Sektor perhotelan dan pariwisata pernah mengalami goncangan serupa pada masa pandemi COVID-19, di mana banyak pekerja harus ditekan dengan penyesuaian tunjangan dan jam kerja untuk bertahan. Memori akan masa sulit tersebut menjadi pendorong bagi pemerintah daerah dan pelaku industri untuk menghindari terjadinya PHK massal kembali.
Strategi dan Optimisme untuk Masa Depan
Meskipun situasi tampak suram, masih ada optimisme yang tersisa. Upaya untuk mempromosikan pariwisata DIY tetap digencarkan. Salah satu contoh promosi tersebut adalah dengan menekankan keamanan dan kenyamanan wisata di DIY kepada calon pengunjung. Misalnya, dengan memastikan bahwa wisatawan yang mengunjungi objek-objek wisata seperti pantai, difasilitasi dengan panduan keselamatan seperti penggunaan jaket pelampung.
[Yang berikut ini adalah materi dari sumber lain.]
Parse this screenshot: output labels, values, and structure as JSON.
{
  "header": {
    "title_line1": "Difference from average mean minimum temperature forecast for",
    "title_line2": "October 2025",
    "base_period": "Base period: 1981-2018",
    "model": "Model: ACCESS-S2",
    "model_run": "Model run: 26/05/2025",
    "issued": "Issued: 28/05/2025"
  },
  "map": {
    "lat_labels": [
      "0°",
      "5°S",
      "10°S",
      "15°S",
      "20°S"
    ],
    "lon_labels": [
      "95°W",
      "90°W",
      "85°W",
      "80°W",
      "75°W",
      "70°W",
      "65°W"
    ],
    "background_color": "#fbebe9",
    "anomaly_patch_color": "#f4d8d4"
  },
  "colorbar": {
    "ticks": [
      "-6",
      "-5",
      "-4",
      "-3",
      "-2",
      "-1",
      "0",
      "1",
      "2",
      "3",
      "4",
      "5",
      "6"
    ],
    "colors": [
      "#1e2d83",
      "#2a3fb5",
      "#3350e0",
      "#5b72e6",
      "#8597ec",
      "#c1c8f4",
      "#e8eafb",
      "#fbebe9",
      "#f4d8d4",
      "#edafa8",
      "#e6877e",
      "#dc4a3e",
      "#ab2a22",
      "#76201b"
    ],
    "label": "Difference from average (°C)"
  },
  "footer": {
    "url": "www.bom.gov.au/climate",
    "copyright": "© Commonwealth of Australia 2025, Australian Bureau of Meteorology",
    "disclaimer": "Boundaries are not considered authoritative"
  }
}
Pemerintah daerah berencana untuk memaksimalkan promosi melalui berbagai saluran, termasuk media sosial dan kolaborasi dengan lembaga pariwisata lainnya, untuk meyakinkan kembali wisatawan mengenai daya tarik dan keamanan berwisata di Yogyakarta. "Kami harus terus mempromosikan bahwa wisata di Jogja aman. Misalnya wisatawan di Pantai, kalau bermain ke laut berarti harus menggunakan safety jacket," tegas Beny.
Dalam situasi ini, sinergi antara pemerintah, pelaku industri, dan masyarakat setempat menjadi sangat penting untuk menjaga keberlangsungan sektor pariwisata DIY. Di tengah tantangan yang ada, harapannya adalah inovasi dan kerjasama dapat mengatasi rintangan yang dihadapi, untuk kemudian mengembalikan kejayaan pariwisata di kota budaya ini.
Dengan berbagai strategi dan optimisme yang dibangun, DIY diharapkan dapat kembali menjadi destinasi wisata yang menarik bagi wisatawan lokal dan mancanegara, sekaligus menggerakkan roda perekonomian daerah secara berkelanjutan.